The best part of American Idol is in the first few shows, when they take the over-priviledged kid who has been taking vocal lessons for a decade and thinks they’re King or Queen of the world because they’re leading the glee club and cut him or her down to size.  It’s not making fun of the freaks, and it’s not celebrating the talent.  It’s taking the hyperinflated egos of those who don’t deserve them, and telling them they suck.  That simple.

So:  Taking from that mold (hey, a food pun!) let’s create a new show, one based on taking those people who buy all the food magazines and own a lot of cookbooks and take good care of their fancy-pants knives and gloat over their spice collection.  Then let’s make them cook for real chefs and have them knock them into line.

I’m calling it, “So You Think You Can Cook.”

We’ll grab foodies and dinner party organizers and food bloggers and other categories that I conveniently happen to fall into.  (Keep in mind that as acting executive producer, I don’t have to compete.  I just hang out and go to dinner with all these guys after the shoot is over with.)  Then we put them up in front of all the guys who guest judge on Top Chef.  Did I mention that this is for Bravo?  Yeah, there’s that.  We’ll program it head to head.  It’ll be foodie-wannabe-tv war.  Glorious foodie war.

You’ll take the guy who considers himself a gourmet, the guy who makes his own pizza dough and scoffs at Boboli, and make him create a pizza for some of the best pizza joint guys from New York.  Then they can tell him how horribly tasteless his concoctions truly are, which is what his friends have been wanting to tell him for months so they could just order from Domino’s because they’re all drunk anyways.

We’ll cast the girl who loves to bake cookies and brownies and torments her coworkers because she’s made a new kind of pie with bacon and thyme and pears.  Then we’ll have her work a shift in a famous bakery starting at 3:30 in the AM and force her to be up to her shoulders in flour and making mountains of cakes until she cries.  Then famous bakers will laugh at her.

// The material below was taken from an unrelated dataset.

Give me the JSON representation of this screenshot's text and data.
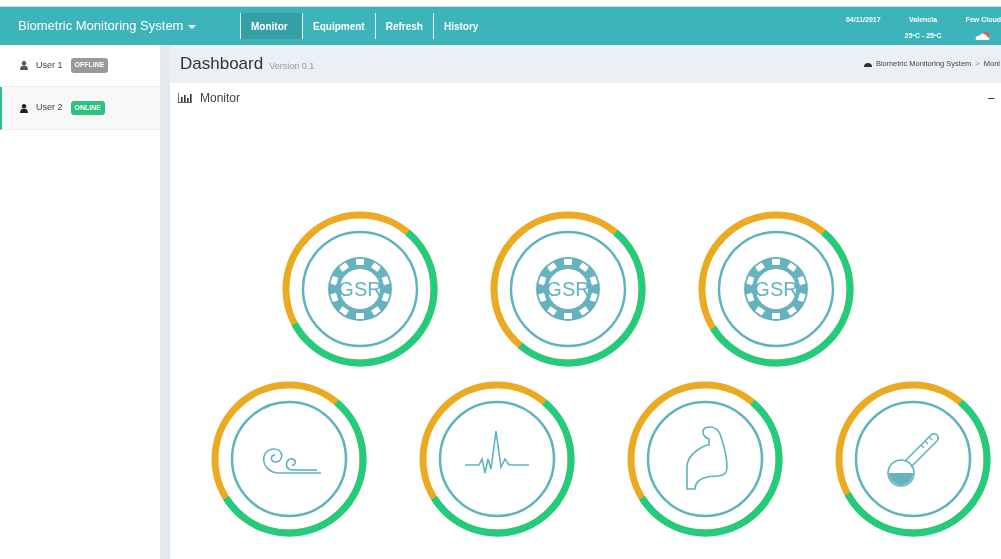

And we’ll all get special pleasure out of taking the individual who is so damn proud of his steak-cooking prowess on the grill.  First we have him butcher a few dozen ducks or rabbits or something at the prep table for an hour.  Then when his hands are raw and exhausted, we tell him they’re all wrong and toss them in the stockpot to try and salvage some sort of soup out of them.  Then we stick him behind the grill station for a shift and watch him literally mess himself.

Or die.

Television producers, the line to take me up on this brilliant foodie death show forms here. We’ll all be terribly rich and have a hell of a good time torturing those who have ever said to themselves, “I could work in a restaurant.  I just choose not to.”  It’s time to prove that they can’t.